Il fuoco sacro della finzione

MARGINALIA #4

di Giulia De Vincenzo

Se conoscere veramente qualcuno è impossibile, si può almeno tentare di capirlo, magari raccontandolo come il personaggio di un romanzo. Il fuoco che ti porti dentro (Marsilio, 2024) è il risultato dell’indagine condotta da Antonio Franchini sulla vita di sua madre Angela, un’indagine che attinge alle forme del memoir e affabula quanto la genealogia di un mostro mitologico, ma del romanzo rivendica in primis l’aspirazione a una libertà oggi necessaria a chi scrive e, di rimando, a chi legge: abitare spazi scomodi, costruire finestre anziché specchi.
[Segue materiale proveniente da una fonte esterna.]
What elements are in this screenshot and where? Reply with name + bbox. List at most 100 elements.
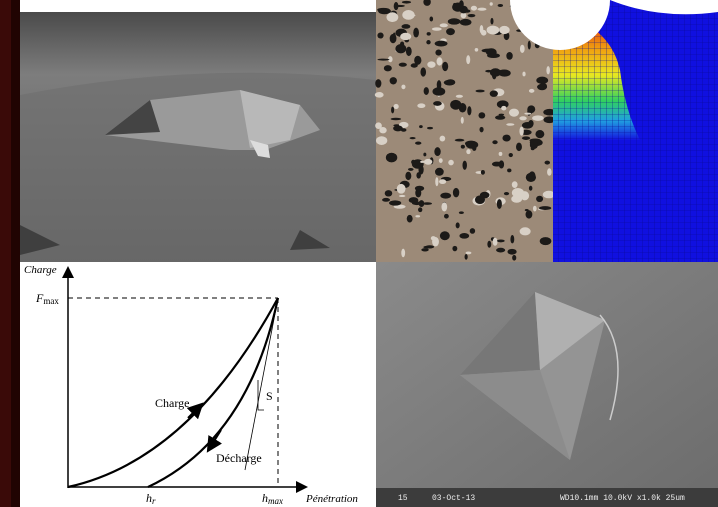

Frutto inaspettato di una tardiva pìetas, nel tentativo di risalire alle oscure origini del malessere materno, tormentoso come la forzatura di un corpo imposto a un essere demoniaco, liminale alla blasfemia e alla misantropia, il romanzo si rivela scevro da qualunque egoistico intento catartico, tributando piuttosto il sentito omaggio dello scrittore a una donna che “ha messo, nel voler essere personaggio, la stessa determinazione che altri mettono nel voler essere autori”, che niente avrebbe inorgoglito più del vedere la sua storia scritta da suo figlio, “e se lo avesse fatto dicendone male, questo non la toccava per nulla. Ho capito che questa era la sua forma d’amore. Una forma sbagliata, ma temo che tutti gli amori siano in qualche modo sbagliati”, confessa Franchini nelle pagine conclusive.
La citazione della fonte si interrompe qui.